Gagasan yang pada intinya menyerukan untuk menegakkan syariat islam di
Indonesia ini sebenarnya bukan yang pertama kalinya muncul. Gagasan ini pernah
diinisiasi oleh suatu gerakan milisi islam yang dikenal dengan sebutan Darul
Islam/Negara Islam Indonesia yang diimami oleh Sekarmadji Maridjan
Kartosoewirjo, sebagai suatu gerakan pemberontakan yang telah ditumpas.
Kembali
lagi dengan pembahasan mengenai NKRI Bersyariah yang dikemukakan oleh Habib
Rizieq Shihab. Dalam pidatonya, Habib Rizieq Shihab menyatakan bahwasannya NKRI
Bersyariah tidak bertentangan dengan Pancasila dan UUD NRI 1945. Namun justru
terlihat menekankan kepada mengembalikan marwah Pancasila kepada Piagam
Jakarta, dimana pada sila pertama yang berbunyi “Ketuhanan dengan kewajiban
menjalankan syariat islam bagi pemeluknya” sehingga dikatakan NKRI Bersyariah
sama sekali tidak bertentangan dengan Pancasila, tapi NKRI yang beragama, NKRI
yang ber-Ketuhanan Yang Maha Esa, NKRI yang menjunjung tinggi nilai-nilai
luhur, dan NKRI yang tunduk dan patuh kepada hukum Allah S.W.T. Apakah konsep
NKRI Bersyariah adalah konsep yang ideal untuk diterapkan di Indonesia?
Sebelumnya,
perlu diketahui terlebih dahulu makna “Syariah” sebagai kata dasar dari
“Bersyariah”. Syariah apabila ditransliterasikan dalam Bahasa Indonesia berarti
syariat. Dalam KBBI, syariah adalah hukum agama yang menetapkan peraturan hidup
manusia, hubungan manusia dengan Allah S.W.T., hubungan manusia dengan manusia dan
alam sekitar berdasarkan Al-Qur’an dan hadis.
Sedangkan
menurut Dr.Hamid ar-Rifai’e, Syariat Islam (شركاء لا أوصياء) adalah suatu tatanan kehidupan yang mana di
dalamnya didasari oleh berbuat kebaikan pada manusia dan menegakkan keadilan.

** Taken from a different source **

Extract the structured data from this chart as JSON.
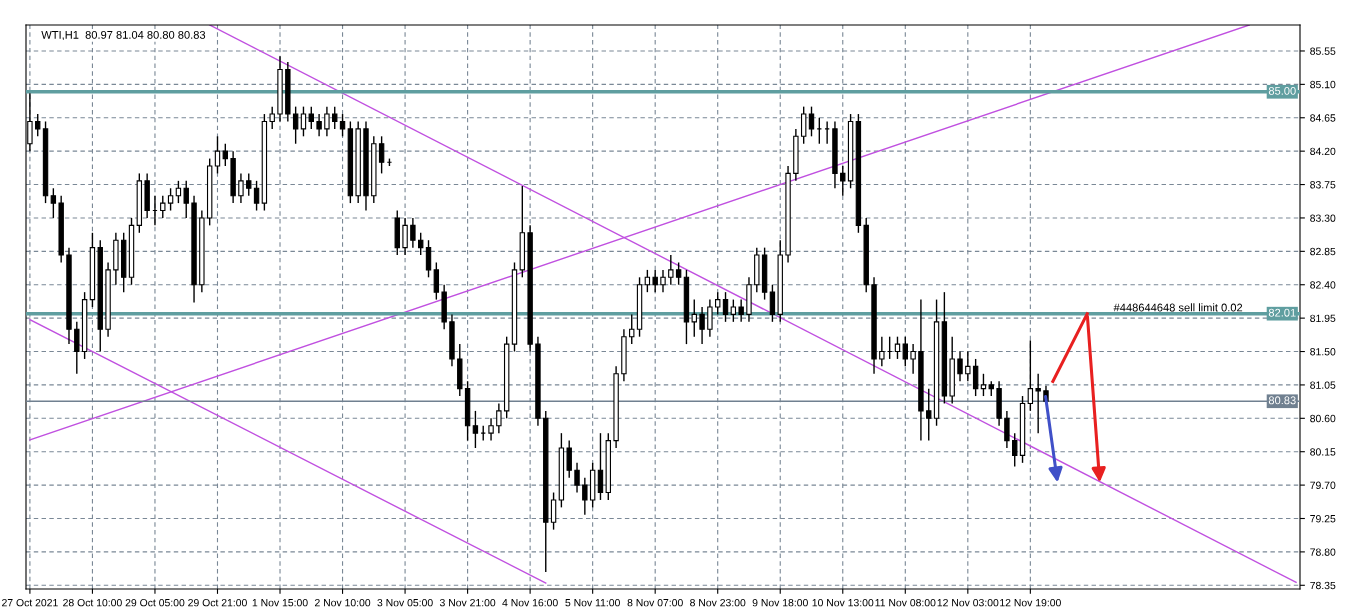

Syariat islam secara sederhana berarti menjalani kehidupan dan mengedepankan
kemaslahatan hamba. Adapun indikator kemaslahatan seorang hamba antara lain
meliputi terjaminnya (kesehatan) akal, agama, hidup, kesehatan, dan akhlaqnya
serta kehidupan sosial kemasyarakatnya. Pengertian tersebut sesuai dengan
konsep Maqashid Syari’ah.
Syariah
secara bahasa dapat diartikan sebagai jalan, thoriqot, atau manhaj. Sedangkan
secara istilah, Syariah berarti agama, berupa apa yang dijelaskan oleh Allah
dan Rasul-Nya meliputi halal dan haram, perintah dan larangan, tujuannya adalah
untuk mengeluarkan manusia dari kesesatan kepada jalan yang terang. Hakikat
Syariah dapat ditemukan pada Q.S. Al-Jatsiyah ayat 18 yang berbunyi :
... لنخرجهم من الظلمات
إلى النور
yang artinya “..mengkuti
Rasullah dan taat kepadanya. Sehingga tidak taat padanya, sama saja tidak taat
pada agama”. Syariah bersumber dari Al-Qur’an, Sunnah atau Hadits, Ijma’, dan Qiyas.
Syariah islam memiliki karakteristik sebagai berikut :
1.
Merupakan syariat
yang Rabbani (ketuhanan);
2.
Ma’shum (terjaga);
3.
Berbicara pada
hati dan pikiran manusia;
4.
Bersifat
universal;
5.
Syȃmilah, menyeluruh
segala aspek kehidupan menusia (meliputi ibadah dan mu’amalah);
6.
Mabniyyah, terkonstruk
atas dasar kemudahan dan perlindungan hajat orang banyak, menjamin kebahagiaannya,
adapun kadar kepatuhan seseorang atas agama adalah bergantung pada kemampuan
iman masing-masing.
Berdasarkan
paparan diatas, terlihat meskipun Syariah memiliki sifat yang universal, namun
tidak semua golongan diakomodir oleh Syariah sebagai suatu dasar hukum islam.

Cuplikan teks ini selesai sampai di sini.